On Dec 8, 2006, at 8:51 PM, marks wrote:
Hi,
I'm fairly new to rpm and have a few questions regarding the
expectations
of an rpm end-user with regards to installed/generated files.
When installing the rpm, is it expected that every file installed or
generated when running "rpm -i" be owned (rpm -qf) by the package?
In general, yes, almost all files should come from the package, not
side effects.
If so, how do I get files that are built on the fly by the
scriptlets in
the rpm to show in the rpm database as owned by the package (rpm -qf}?
You can add a %ghost attribute, or you can stub an empty file and
disable
content verification. There's probably a couple other ways.
If I put these files in the %files section rpmbuild fails as the files
don't exist yet. I suppose I could use touch to create placeholder
files
then overwrite them but would rather follow the proper conventions.

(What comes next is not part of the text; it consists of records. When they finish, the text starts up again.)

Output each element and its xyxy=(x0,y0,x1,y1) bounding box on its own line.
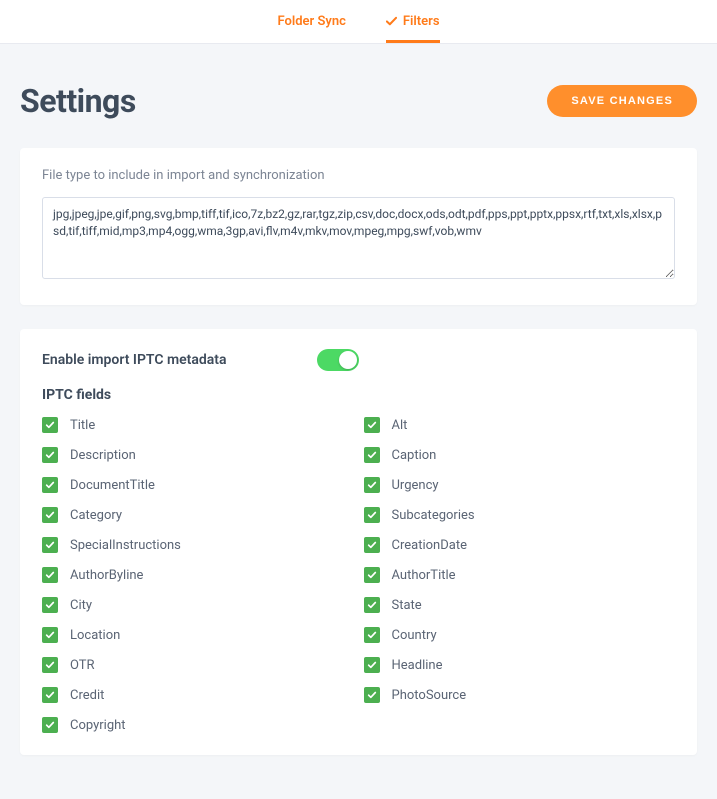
page-header: Settings SAVE CHANGES xyxy=(20,82,697,120)
tab-filters-label: Filters xyxy=(403,14,440,29)
checkbox-label: Headline xyxy=(392,658,443,673)
iptc-field-item: Caption xyxy=(364,447,676,463)
tab-filters[interactable]: Filters xyxy=(386,0,440,43)
iptc-toggle-label: Enable import IPTC metadata xyxy=(42,352,227,368)
iptc-field-item: Headline xyxy=(364,657,676,673)
iptc-field-item: Location xyxy=(42,627,354,643)
checkbox[interactable] xyxy=(42,537,58,553)
iptc-field-item: AuthorTitle xyxy=(364,567,676,583)
checkbox[interactable] xyxy=(364,627,380,643)
checkbox[interactable] xyxy=(364,477,380,493)
checkbox-label: Alt xyxy=(392,418,408,433)
check-icon xyxy=(386,16,397,27)
iptc-field-item: Copyright xyxy=(42,717,354,733)
checkbox-label: OTR xyxy=(70,658,95,673)
checkbox-label: Subcategories xyxy=(392,508,475,523)
tabs-bar: Folder Sync Filters xyxy=(0,0,717,44)
filetypes-input[interactable] xyxy=(42,197,675,279)
iptc-toggle-row: Enable import IPTC metadata xyxy=(42,349,675,371)
checkbox[interactable] xyxy=(42,687,58,703)
checkbox-label: Category xyxy=(70,508,122,523)
iptc-field-item: Urgency xyxy=(364,477,676,493)
checkbox-label: SpecialInstructions xyxy=(70,538,181,553)
checkbox-label: State xyxy=(392,598,422,613)
checkbox[interactable] xyxy=(42,507,58,523)
checkbox-label: Location xyxy=(70,628,120,643)
checkbox-label: Description xyxy=(70,448,136,463)
checkbox[interactable] xyxy=(42,477,58,493)
page-title: Settings xyxy=(20,82,136,120)
toggle-knob xyxy=(339,351,357,369)
iptc-toggle[interactable] xyxy=(317,349,359,371)
checkbox[interactable] xyxy=(364,507,380,523)
checkbox-label: AuthorTitle xyxy=(392,568,456,583)
iptc-field-item: SpecialInstructions xyxy=(42,537,354,553)
checkbox-label: Copyright xyxy=(70,718,126,733)
checkbox[interactable] xyxy=(364,687,380,703)
tab-folder-sync[interactable]: Folder Sync xyxy=(277,0,345,43)
checkbox[interactable] xyxy=(42,657,58,673)
checkbox[interactable] xyxy=(42,447,58,463)
iptc-field-item: DocumentTitle xyxy=(42,477,354,493)
iptc-card: Enable import IPTC metadata IPTC fields … xyxy=(20,329,697,755)
checkbox-label: CreationDate xyxy=(392,538,467,553)
checkbox[interactable] xyxy=(42,627,58,643)
checkbox[interactable] xyxy=(42,717,58,733)
checkbox[interactable] xyxy=(364,567,380,583)
filetypes-label: File type to include in import and synch… xyxy=(42,168,675,183)
tab-folder-sync-label: Folder Sync xyxy=(277,14,345,29)
iptc-field-item: Subcategories xyxy=(364,507,676,523)
checkbox-label: Urgency xyxy=(392,478,439,493)
checkbox[interactable] xyxy=(42,597,58,613)
checkbox-label: Country xyxy=(392,628,437,643)
iptc-checkbox-grid: Title Alt Description Caption DocumentTitle U… xyxy=(42,417,675,733)
checkbox-label: Title xyxy=(70,418,95,433)
checkbox-label: AuthorByline xyxy=(70,568,143,583)
checkbox-label: PhotoSource xyxy=(392,688,467,703)
iptc-field-item: OTR xyxy=(42,657,354,673)
iptc-field-item: Country xyxy=(364,627,676,643)
iptc-field-item: CreationDate xyxy=(364,537,676,553)
checkbox[interactable] xyxy=(364,417,380,433)
filetypes-card: File type to include in import and synch… xyxy=(20,148,697,305)
checkbox[interactable] xyxy=(42,417,58,433)
iptc-field-item: AuthorByline xyxy=(42,567,354,583)
checkbox[interactable] xyxy=(42,567,58,583)
checkbox-label: Credit xyxy=(70,688,104,703)
iptc-field-item: Category xyxy=(42,507,354,523)
checkbox[interactable] xyxy=(364,657,380,673)
checkbox[interactable] xyxy=(364,597,380,613)
iptc-field-item: Alt xyxy=(364,417,676,433)
checkbox[interactable] xyxy=(364,537,380,553)
checkbox-label: DocumentTitle xyxy=(70,478,155,493)
iptc-field-item: Title xyxy=(42,417,354,433)
iptc-field-item: City xyxy=(42,597,354,613)
iptc-field-item: State xyxy=(364,597,676,613)
iptc-field-item: Description xyxy=(42,447,354,463)
checkbox-label: Caption xyxy=(392,448,437,463)
save-changes-button[interactable]: SAVE CHANGES xyxy=(547,85,697,117)
iptc-fields-heading: IPTC fields xyxy=(42,387,675,403)
iptc-field-item: Credit xyxy=(42,687,354,703)
checkbox-label: City xyxy=(70,598,92,613)
iptc-field-item: PhotoSource xyxy=(364,687,676,703)
checkbox[interactable] xyxy=(364,447,380,463)
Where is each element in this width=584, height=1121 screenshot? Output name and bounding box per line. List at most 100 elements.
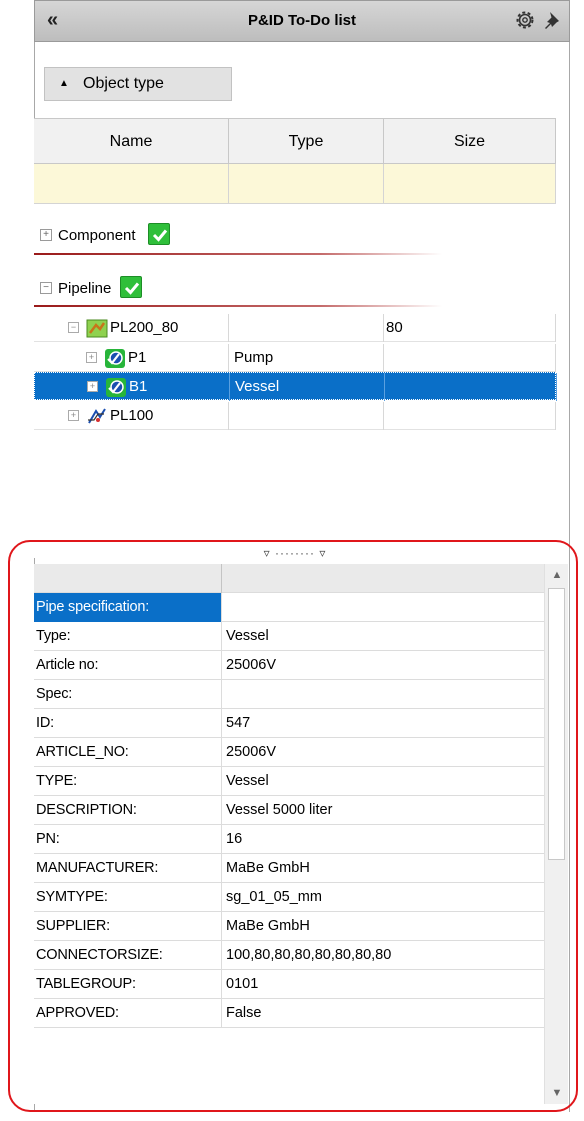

Touch empty files in %install.
Add, say, %ghost or %veriy(not md5).
Also, the rpm I am developing will hopefully support all our currently
supported 2.4 and 2.6 kernels regardless of linux vendor (redhat,
SuSE,
MontaVista, etc.). What mechanism do people use to determine where to
install an init.d startup script (/etc/init.d, /etc/rc.d/init.d,
etc.)?
The FHS standard is /etc/init.d iirc
Each linux vendor seems to have a different location for the init.d
directory. I do know that many vendors include a symlinked /etc/
init.d
directory that points to their actual init.d directory but I'd
rather not
use that as a crutch. Then of course I have to deal with all the
different vendor utilities for managing init.d scripts (chkconfig,
insserv, update-init.d, etc.).
There's a standard using chkconfig and comments in the init scripts
iirc,
but perhaps I've spent too long with RH linux.
Any tricks tips in this area?
See how other packages package init scripts.